By Paloma Sifuentes
WASHINGTON, DC – National Consumer Law, the Prison Policy Initiative and Equal Justice Works are strongly opposing the federal Bureau of Prison proposed rule that would allow the seizure of the wages of incarcerated individuals and funds sent by family members to pay for prison fines and fees.
The proposed rule will allow the seizure of 75 percent of the funds sent to inmates by their family members to pay for prison fines and fees.
Advocates said while the Bureau recognizes inmates need funds for basic necessities such as hygiene products, food, medication and communications with family and attorneys, it will still take 25-50 percent of the wages from the inmates as well.
Caroline Cohen from Equal Justice Works argued, “Under the proposed rule, a child’s non-incarcerated caregiver must pay $100 to fund $25 worth of communications with the child’s mom or dad—the equivalent of 300 percent inflation, noting this puts underprivileged children to an even more disadvantage with less contact with a family member and decrease in financial stability.

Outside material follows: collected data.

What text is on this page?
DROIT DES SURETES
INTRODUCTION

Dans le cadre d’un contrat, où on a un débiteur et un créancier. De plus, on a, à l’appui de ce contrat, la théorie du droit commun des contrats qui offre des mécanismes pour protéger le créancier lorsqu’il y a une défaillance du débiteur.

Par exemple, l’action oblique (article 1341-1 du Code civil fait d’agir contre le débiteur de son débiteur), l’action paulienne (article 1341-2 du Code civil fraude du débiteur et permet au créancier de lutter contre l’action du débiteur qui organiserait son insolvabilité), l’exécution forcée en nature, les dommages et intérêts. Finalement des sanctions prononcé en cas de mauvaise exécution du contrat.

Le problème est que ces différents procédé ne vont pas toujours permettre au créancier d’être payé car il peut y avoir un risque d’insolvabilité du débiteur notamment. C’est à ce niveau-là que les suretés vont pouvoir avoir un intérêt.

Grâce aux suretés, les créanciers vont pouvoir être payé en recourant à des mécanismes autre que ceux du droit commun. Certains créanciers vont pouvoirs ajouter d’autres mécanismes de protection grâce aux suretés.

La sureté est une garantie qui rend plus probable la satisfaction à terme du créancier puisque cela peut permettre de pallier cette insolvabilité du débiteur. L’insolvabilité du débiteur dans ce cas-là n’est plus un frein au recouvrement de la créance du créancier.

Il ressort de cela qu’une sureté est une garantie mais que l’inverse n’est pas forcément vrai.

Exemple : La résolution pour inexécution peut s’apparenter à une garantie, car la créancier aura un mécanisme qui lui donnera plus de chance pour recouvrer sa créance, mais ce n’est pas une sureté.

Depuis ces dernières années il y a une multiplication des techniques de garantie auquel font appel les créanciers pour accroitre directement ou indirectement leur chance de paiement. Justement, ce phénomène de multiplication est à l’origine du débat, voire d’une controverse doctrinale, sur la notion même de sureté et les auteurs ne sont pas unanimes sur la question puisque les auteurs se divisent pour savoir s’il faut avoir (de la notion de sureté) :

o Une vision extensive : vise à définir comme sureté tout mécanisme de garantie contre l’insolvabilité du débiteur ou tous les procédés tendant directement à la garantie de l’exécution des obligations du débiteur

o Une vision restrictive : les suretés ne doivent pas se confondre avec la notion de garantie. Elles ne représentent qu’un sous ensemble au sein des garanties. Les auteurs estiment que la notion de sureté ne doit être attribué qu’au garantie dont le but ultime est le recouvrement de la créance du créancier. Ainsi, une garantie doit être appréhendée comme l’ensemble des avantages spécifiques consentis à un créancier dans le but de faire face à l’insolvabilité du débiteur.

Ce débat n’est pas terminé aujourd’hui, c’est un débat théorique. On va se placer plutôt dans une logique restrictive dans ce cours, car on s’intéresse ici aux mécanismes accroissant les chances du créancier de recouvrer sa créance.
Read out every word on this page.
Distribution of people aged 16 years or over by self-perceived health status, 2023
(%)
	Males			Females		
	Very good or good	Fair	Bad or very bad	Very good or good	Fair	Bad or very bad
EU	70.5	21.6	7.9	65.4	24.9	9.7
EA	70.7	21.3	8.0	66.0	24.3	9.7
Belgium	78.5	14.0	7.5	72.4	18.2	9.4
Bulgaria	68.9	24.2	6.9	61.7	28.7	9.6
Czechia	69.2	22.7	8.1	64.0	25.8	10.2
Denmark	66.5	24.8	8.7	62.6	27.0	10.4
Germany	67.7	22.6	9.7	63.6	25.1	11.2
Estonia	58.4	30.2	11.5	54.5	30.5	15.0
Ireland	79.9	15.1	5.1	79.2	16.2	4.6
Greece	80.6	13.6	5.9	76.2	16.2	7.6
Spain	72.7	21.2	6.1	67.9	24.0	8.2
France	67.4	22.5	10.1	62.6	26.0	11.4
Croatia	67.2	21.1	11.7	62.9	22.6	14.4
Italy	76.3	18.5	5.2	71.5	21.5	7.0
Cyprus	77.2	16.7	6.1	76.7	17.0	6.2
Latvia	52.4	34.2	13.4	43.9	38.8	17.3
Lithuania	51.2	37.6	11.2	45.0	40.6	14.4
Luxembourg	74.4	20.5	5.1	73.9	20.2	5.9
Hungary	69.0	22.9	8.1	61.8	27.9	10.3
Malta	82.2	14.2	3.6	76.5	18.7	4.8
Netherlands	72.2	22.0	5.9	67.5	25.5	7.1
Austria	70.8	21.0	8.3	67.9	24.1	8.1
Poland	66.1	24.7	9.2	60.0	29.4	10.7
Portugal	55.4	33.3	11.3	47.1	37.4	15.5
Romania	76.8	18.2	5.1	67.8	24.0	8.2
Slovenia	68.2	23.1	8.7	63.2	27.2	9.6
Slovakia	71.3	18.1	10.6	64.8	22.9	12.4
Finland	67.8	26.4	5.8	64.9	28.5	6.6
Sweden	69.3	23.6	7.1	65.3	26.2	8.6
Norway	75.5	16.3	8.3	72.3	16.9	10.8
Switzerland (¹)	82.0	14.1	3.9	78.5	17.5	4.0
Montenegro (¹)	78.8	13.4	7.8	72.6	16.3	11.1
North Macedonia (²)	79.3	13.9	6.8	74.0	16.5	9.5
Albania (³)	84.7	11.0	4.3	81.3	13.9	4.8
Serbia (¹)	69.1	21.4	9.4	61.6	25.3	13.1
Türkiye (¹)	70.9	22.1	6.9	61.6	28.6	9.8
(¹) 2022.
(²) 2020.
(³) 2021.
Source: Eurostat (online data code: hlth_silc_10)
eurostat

Mike Wessler of the Prison Policy Initiative said, “President Biden has made advancing racial equity and supporting underprivileged communities a pillar of his administration,” but the new rule will take the funds from the communities and wages from inmates throughout the entire federal prison population which mostly consist of minorities affected by poverty.
Additionally the Bureau’s proposed rule is legally defective on the basis of their policy based failings, claims Stephen Raher of the Leonard Law Group, who said, “The Administrative Procedure Act requires federal agencies to take a ‘hard look’ at data and alternative approaches when making policy decisions as part of a rulemaking–which it failed to do here.”
The advocates did come up with an alternative solution, suggesting a threshold—this approach would mean that if deposits are below a reasonable predetermined amount, the Bureau would not garnish any funds for the IFRP.